La lettre est porteuse de sentiments forts, mais les délais d’acheminement permettent de préméditer l’échange, de le travailler, de le remettre au lendemain, de garder une saine distance. Mais il n’y a ni délai ni distance dans la communication en ligne. C’est un match de tennis où l’on ne voit pas l’autre encaisser les aces, où l’on ne peut percevoir le retour physique des scuds que l’on envoie. Même au téléphone, la communication est meilleure, parce qu’on a accès aux intonations de voix, lesquelles traduisent finement certaines postures et mimiques (ce n’est pas pour rien qu’on te parle régulièrement de la nécessité de sourire au téléphone).

Bref, pourquoi cette tartine?

Parce qu’il nous faut, paradoxalement, mettre de la distance en plus dans nos échanges sur le net. Pour se préserver et ne pas être blessé de manière disproportionnée. Dépassionner le débat, cela revient souvent à ne pas répondre, quitter son clavier, aller faire un tour dehors, dans la vraie vie, ne pas y revenir, penser à autre chose (faire les comptes, classer les factures…) et attendre de ne plus être tachycarde pour revenir.

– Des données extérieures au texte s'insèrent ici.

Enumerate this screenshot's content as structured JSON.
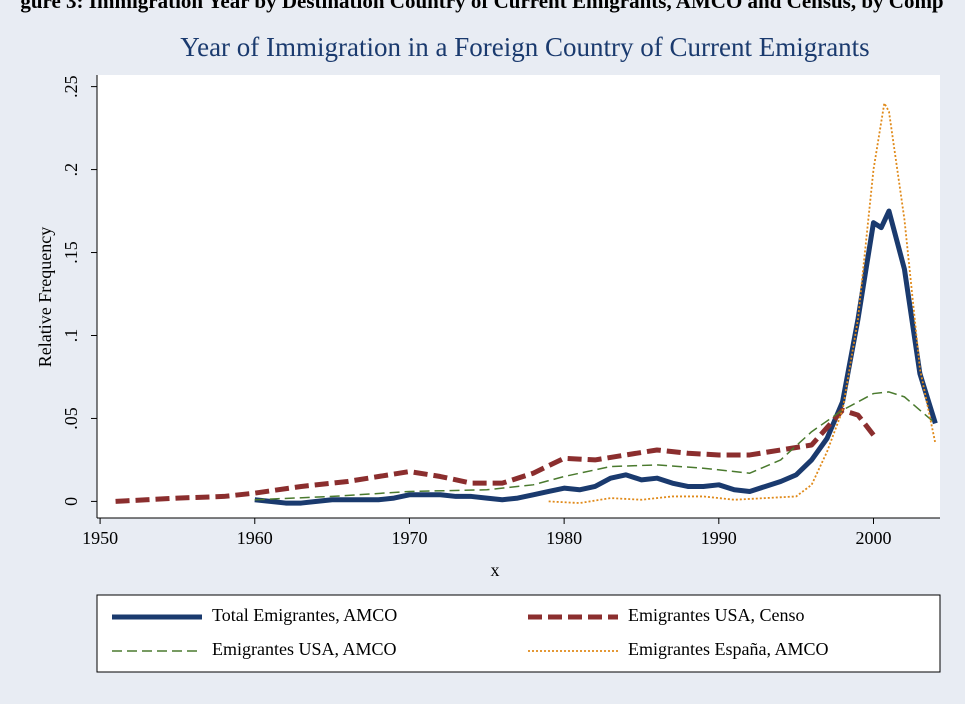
{
  "header": "gure 3: Immigration Year by Destination Country of Current Emigrants, AMCO and Census, by Comp",
  "chart_data": {
    "type": "line",
    "title": "Year of Immigration in a Foreign Country of Current Emigrants",
    "xlabel": "x",
    "ylabel": "Relative Frequency",
    "xlim": [
      1949.8,
      2004.3
    ],
    "xticks": [
      1950,
      1960,
      1970,
      1980,
      1990,
      2000
    ],
    "ylim": [
      -0.01,
      0.257
    ],
    "yticks": [
      0,
      {
        "value": 0.05,
        "label": ".05"
      },
      {
        "value": 0.1,
        "label": ".1"
      },
      {
        "value": 0.15,
        "label": ".15"
      },
      {
        "value": 0.2,
        "label": ".2"
      },
      {
        "value": 0.25,
        "label": ".25"
      }
    ],
    "grid": false,
    "legend": "bottom",
    "series": [
      {
        "name": "Total Emigrantes, AMCO",
        "color": "#1a3a6e",
        "style": "solid",
        "width": 5,
        "x": [
          1960,
          1961,
          1962,
          1963,
          1964,
          1965,
          1966,
          1967,
          1968,
          1969,
          1970,
          1971,
          1972,
          1973,
          1974,
          1975,
          1976,
          1977,
          1978,
          1979,
          1980,
          1981,
          1982,
          1983,
          1984,
          1985,
          1986,
          1987,
          1988,
          1989,
          1990,
          1991,
          1992,
          1993,
          1994,
          1995,
          1996,
          1997,
          1998,
          1999,
          2000,
          2000.5,
          2001,
          2002,
          2003,
          2004
        ],
        "values": [
          0.001,
          0,
          -0.001,
          -0.001,
          0,
          0.001,
          0.001,
          0.001,
          0.001,
          0.002,
          0.004,
          0.004,
          0.004,
          0.003,
          0.003,
          0.002,
          0.001,
          0.002,
          0.004,
          0.006,
          0.008,
          0.007,
          0.009,
          0.014,
          0.016,
          0.013,
          0.014,
          0.011,
          0.009,
          0.009,
          0.01,
          0.007,
          0.006,
          0.009,
          0.012,
          0.016,
          0.025,
          0.038,
          0.06,
          0.11,
          0.168,
          0.165,
          0.175,
          0.14,
          0.077,
          0.047
        ]
      },
      {
        "name": "Emigrantes USA, Censo",
        "color": "#8b2e2e",
        "style": "dash",
        "width": 5,
        "x": [
          1951,
          1953,
          1955,
          1958,
          1960,
          1963,
          1966,
          1968,
          1970,
          1972,
          1974,
          1976,
          1978,
          1980,
          1982,
          1984,
          1986,
          1988,
          1990,
          1992,
          1994,
          1996,
          1998,
          1999,
          2000
        ],
        "values": [
          0,
          0.001,
          0.002,
          0.003,
          0.005,
          0.009,
          0.012,
          0.015,
          0.018,
          0.015,
          0.011,
          0.011,
          0.017,
          0.026,
          0.025,
          0.028,
          0.031,
          0.029,
          0.028,
          0.028,
          0.031,
          0.034,
          0.055,
          0.052,
          0.04
        ]
      },
      {
        "name": "Emigrantes USA, AMCO",
        "color": "#4a7a2e",
        "style": "longdash",
        "width": 1.5,
        "x": [
          1960,
          1965,
          1970,
          1975,
          1978,
          1980,
          1983,
          1986,
          1989,
          1992,
          1994,
          1996,
          1998,
          2000,
          2001,
          2002,
          2003,
          2004
        ],
        "values": [
          0.001,
          0.003,
          0.006,
          0.007,
          0.01,
          0.015,
          0.021,
          0.022,
          0.02,
          0.017,
          0.025,
          0.042,
          0.055,
          0.065,
          0.066,
          0.063,
          0.055,
          0.047
        ]
      },
      {
        "name": "Emigrantes España, AMCO",
        "color": "#e08a1a",
        "style": "dot",
        "width": 1.8,
        "x": [
          1979,
          1981,
          1983,
          1985,
          1987,
          1989,
          1991,
          1993,
          1995,
          1996,
          1997,
          1998,
          1999,
          2000,
          2000.7,
          2001,
          2002,
          2003,
          2004
        ],
        "values": [
          0,
          -0.001,
          0.002,
          0.001,
          0.003,
          0.003,
          0.001,
          0.002,
          0.003,
          0.01,
          0.03,
          0.055,
          0.11,
          0.2,
          0.24,
          0.235,
          0.17,
          0.08,
          0.035
        ]
      }
    ]
  }
}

Ensuite, seulement, se souvenir que sans le double langage dont j’ai parlé au début, nos propres mots ont aussi l’effet d’une bombe chez celui ou celle qui les reçoit, qu’il est donc nécessaire de chercher l’apaisement et accepter de n’être pas d’accord sur une chose ou plusieurs et continuer quand même.

Parce que finalement, nous ne sommes que des gens qui ne nous connaissons pas vraiment et partageons quelques idées, quelques passions à distance.